Bemerkenswertes Quartal

Die vergangenen Monate standen einmal mehr im Fokus der großen Notenbanken. Mario Draghi, der scheidende Chef der Europäischen Zentralbank (EZB), hatte auf dem jährlichen Notenbanker-Treffen in Jackson Hole im August hohe Erwartungen geweckt, was mögliche neue geldplitische Stimuli betrifft. Der Instrumentenkasten der EZB sei noch lange nicht ausgeschöpft. Und auch in den USA rückte die Notenbank Federal Reserve (Fed) weiter von ihrem Pfad der "Normalisierung" ab und deutete an, dass man angesichts der sich eintrübenden Konjunktur möglicherweise reagieren und die Geldpolitik einmal mehr lockern statt straffen müsse.

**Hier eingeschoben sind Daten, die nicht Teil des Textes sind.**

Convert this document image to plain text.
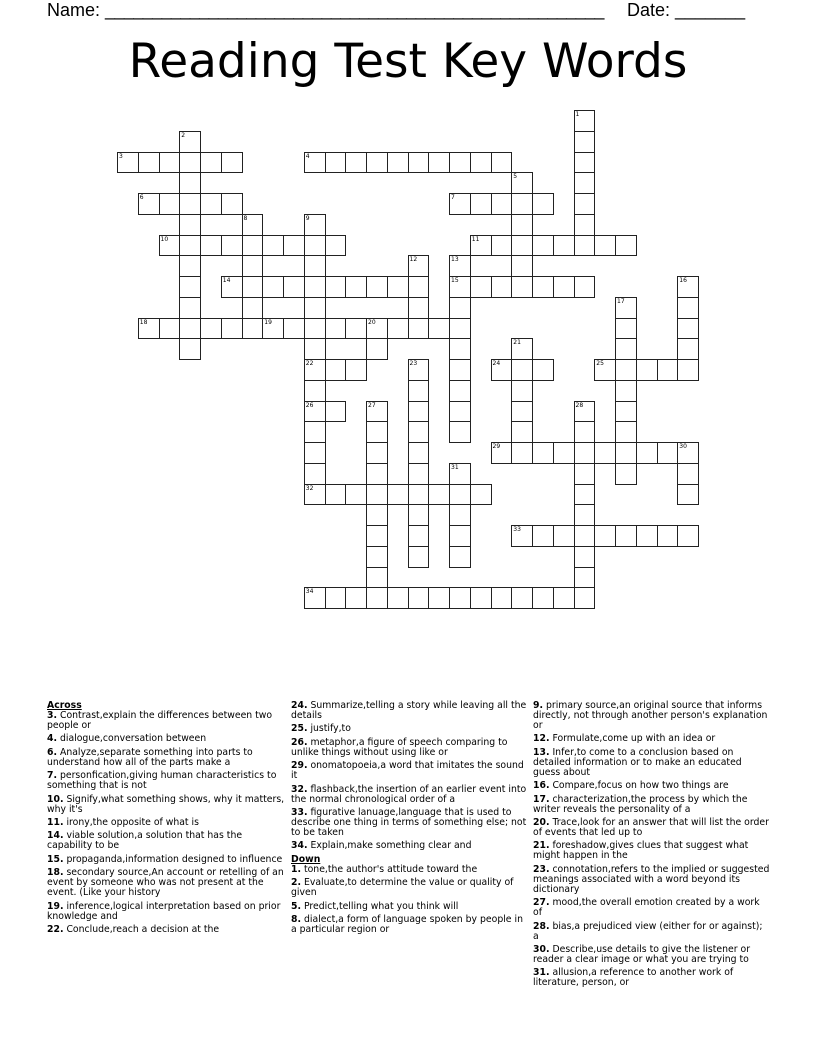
Name: _____________________________________________________ Date: _______
Reading Test Key Words
1
2
3	4
5
6	7
8	9
22
26
32
10	11
12	13
15
14	16
17
18	19	20
21
23	24	25
27	28
29	30
31
33
34
Across
3. Contrast,explain the differences between two people or
4. dialogue,conversation between
6. Analyze,separate something into parts to understand how all of the parts make a
7. personfication,giving human characteristics to something that is not
10. Signify,what something shows, why it matters, why it's
11. irony,the opposite of what is
14. viable solution,a solution that has the capability to be
15. propaganda,information designed to influence
18. secondary source,An account or retelling of an event by someone who was not present at the event. (Like your history
19. inference,logical interpretation based on prior knowledge and
22. Conclude,reach a decision at the
24. Summarize,telling a story while leaving all the details
25. justify,to
26. metaphor,a figure of speech comparing to unlike things without using like or
29. onomatopoeia,a word that imitates the sound it
32. flashback,the insertion of an earlier event into the normal chronological order of a
33. figurative lanuage,language that is used to describe one thing in terms of something else; not to be taken
34. Explain,make something clear and
Down
1. tone,the author's attitude toward the
2. Evaluate,to determine the value or quality of given
5. Predict,telling what you think will
8. dialect,a form of language spoken by people in a particular region or
9. primary source,an original source that informs directly, not through another person's explanation or
12. Formulate,come up with an idea or
13. Infer,to come to a conclusion based on detailed information or to make an educated guess about
16. Compare,focus on how two things are
17. characterization,the process by which the writer reveals the personality of a
20. Trace,look for an answer that will list the order of events that led up to
21. foreshadow,gives clues that suggest what might happen in the
23. connotation,refers to the implied or suggested meanings associated with a word beyond its dictionary
27. mood,the overall emotion created by a work of
28. bias,a prejudiced view (either for or against); a
30. Describe,use details to give the listener or reader a clear image or what you are trying to
31. allusion,a reference to another work of literature, person, or
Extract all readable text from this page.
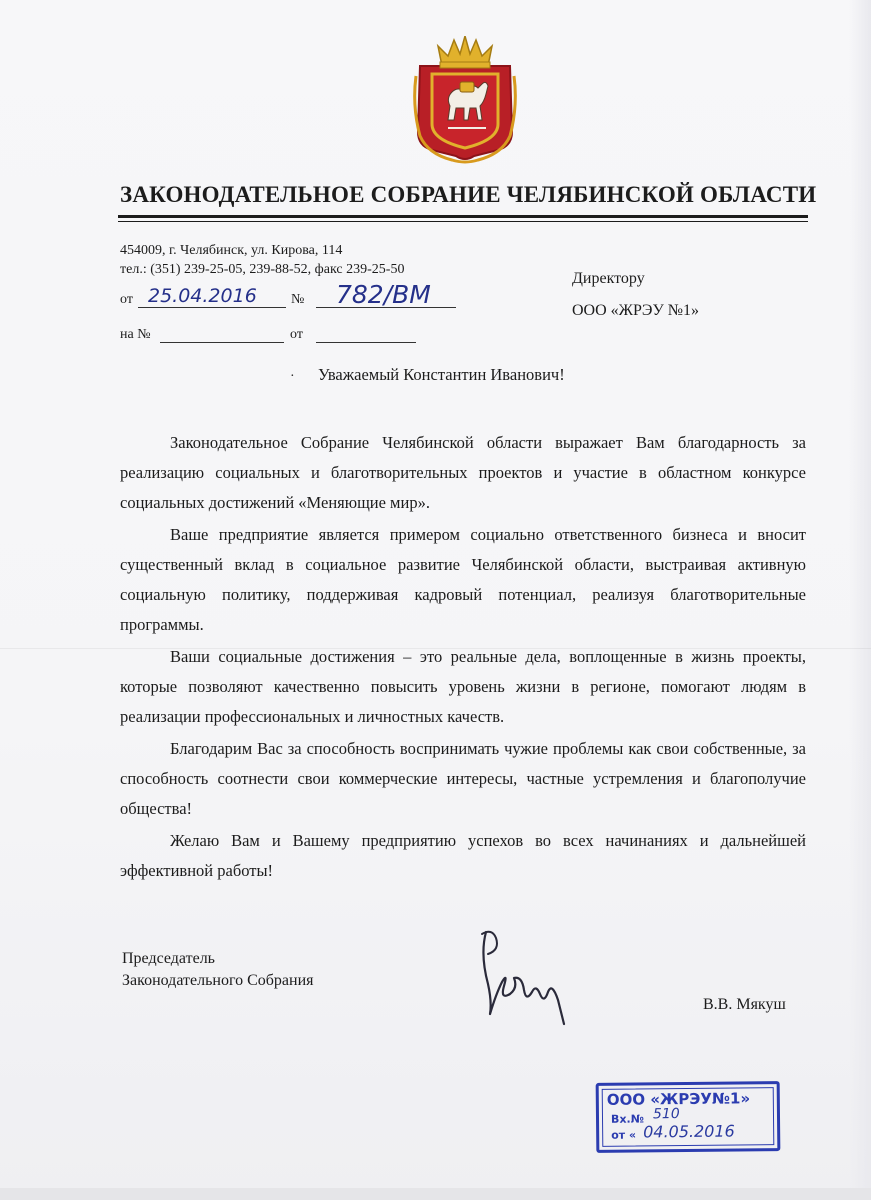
ЗАКОНОДАТЕЛЬНОЕ СОБРАНИЕ ЧЕЛЯБИНСКОЙ ОБЛАСТИ
454009, г. Челябинск, ул. Кирова, 114
тел.: (351) 239-25-05, 239-88-52, факс 239-25-50
от 25.04.2016 № 782/ВМ
на №	от
Директору
ООО «ЖРЭУ №1»
· Уважаемый Константин Иванович!

Законодательное Собрание Челябинской области выражает Вам благодарность за реализацию социальных и благотворительных проектов и участие в областном конкурсе социальных достижений «Меняющие мир».

Ваше предприятие является примером социально ответственного бизнеса и вносит существенный вклад в социальное развитие Челябинской области, выстраивая активную социальную политику, поддерживая кадровый потенциал, реализуя благотворительные программы.

Ваши социальные достижения – это реальные дела, воплощенные в жизнь проекты, которые позволяют качественно повысить уровень жизни в регионе, помогают людям в реализации профессиональных и личностных качеств.

Благодарим Вас за способность воспринимать чужие проблемы как свои собственные, за способность соотнести свои коммерческие интересы, частные устремления и благополучие общества!

Желаю Вам и Вашему предприятию успехов во всех начинаниях и дальнейшей эффективной работы!

Председатель
Законодательного Собрания
В.В. Мякуш
ООО «ЖРЭУ№1»
Вх.№ 510
от « 04.05.2016
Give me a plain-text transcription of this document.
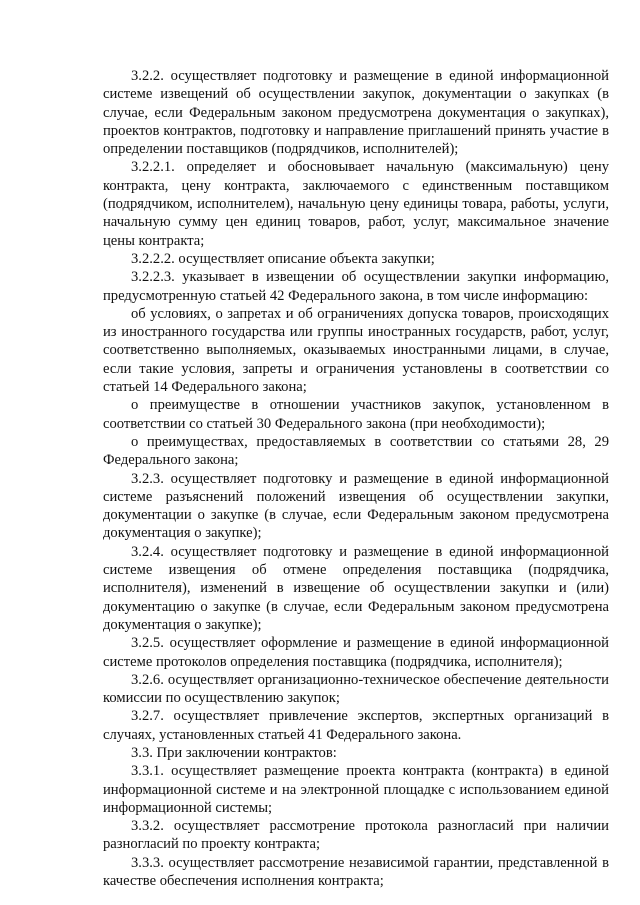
3.2.2. осуществляет подготовку и размещение в единой информационной системе извещений об осуществлении закупок, документации о закупках (в случае, если Федеральным законом предусмотрена документация о закупках), проектов контрактов, подготовку и направление приглашений принять участие в определении поставщиков (подрядчиков, исполнителей);

3.2.2.1. определяет и обосновывает начальную (максимальную) цену контракта, цену контракта, заключаемого с единственным поставщиком (подрядчиком, исполнителем), начальную цену единицы товара, работы, услуги, начальную сумму цен единиц товаров, работ, услуг, максимальное значение цены контракта;

3.2.2.2. осуществляет описание объекта закупки;

3.2.2.3. указывает в извещении об осуществлении закупки информацию, предусмотренную статьей 42 Федерального закона, в том числе информацию:

об условиях, о запретах и об ограничениях допуска товаров, происходящих из иностранного государства или группы иностранных государств, работ, услуг, соответственно выполняемых, оказываемых иностранными лицами, в случае, если такие условия, запреты и ограничения установлены в соответствии со статьей 14 Федерального закона;

о преимуществе в отношении участников закупок, установленном в соответствии со статьей 30 Федерального закона (при необходимости);

о преимуществах, предоставляемых в соответствии со статьями 28, 29 Федерального закона;

3.2.3. осуществляет подготовку и размещение в единой информационной системе разъяснений положений извещения об осуществлении закупки, документации о закупке (в случае, если Федеральным законом предусмотрена документация о закупке);

3.2.4. осуществляет подготовку и размещение в единой информационной системе извещения об отмене определения поставщика (подрядчика, исполнителя), изменений в извещение об осуществлении закупки и (или) документацию о закупке (в случае, если Федеральным законом предусмотрена документация о закупке);

3.2.5. осуществляет оформление и размещение в единой информационной системе протоколов определения поставщика (подрядчика, исполнителя);

3.2.6. осуществляет организационно-техническое обеспечение деятельности комиссии по осуществлению закупок;

3.2.7. осуществляет привлечение экспертов, экспертных организаций в случаях, установленных статьей 41 Федерального закона.

3.3. При заключении контрактов:

3.3.1. осуществляет размещение проекта контракта (контракта) в единой информационной системе и на электронной площадке с использованием единой информационной системы;

3.3.2. осуществляет рассмотрение протокола разногласий при наличии разногласий по проекту контракта;

3.3.3. осуществляет рассмотрение независимой гарантии, представленной в качестве обеспечения исполнения контракта;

In diesem Umfeld wurden gleich mehrere Rekorde gebrochen:

  • zehnjährige Bundesanleihen erreichten einen historischen Tiefstand von minus 0,7 Prozent.
  • die Bundesrepublik emittierte erstmals eine 30-jährige Anleihe mit einem Kupon von null Prozent (die Emissionsrendite lag sogar bei minus 0,11 Prozent)
  • 30-jährige US-Staatsanleihen rentierten erstmals unter zwei Prozent.
  • der US-Aktienindex S&P 500 auf einem Rekordhoch von 3.026 Punkten.
  • der Goldpreis kletterte - in Euro gerechnet - auf einen historischen Höchststand (1.410 Euro).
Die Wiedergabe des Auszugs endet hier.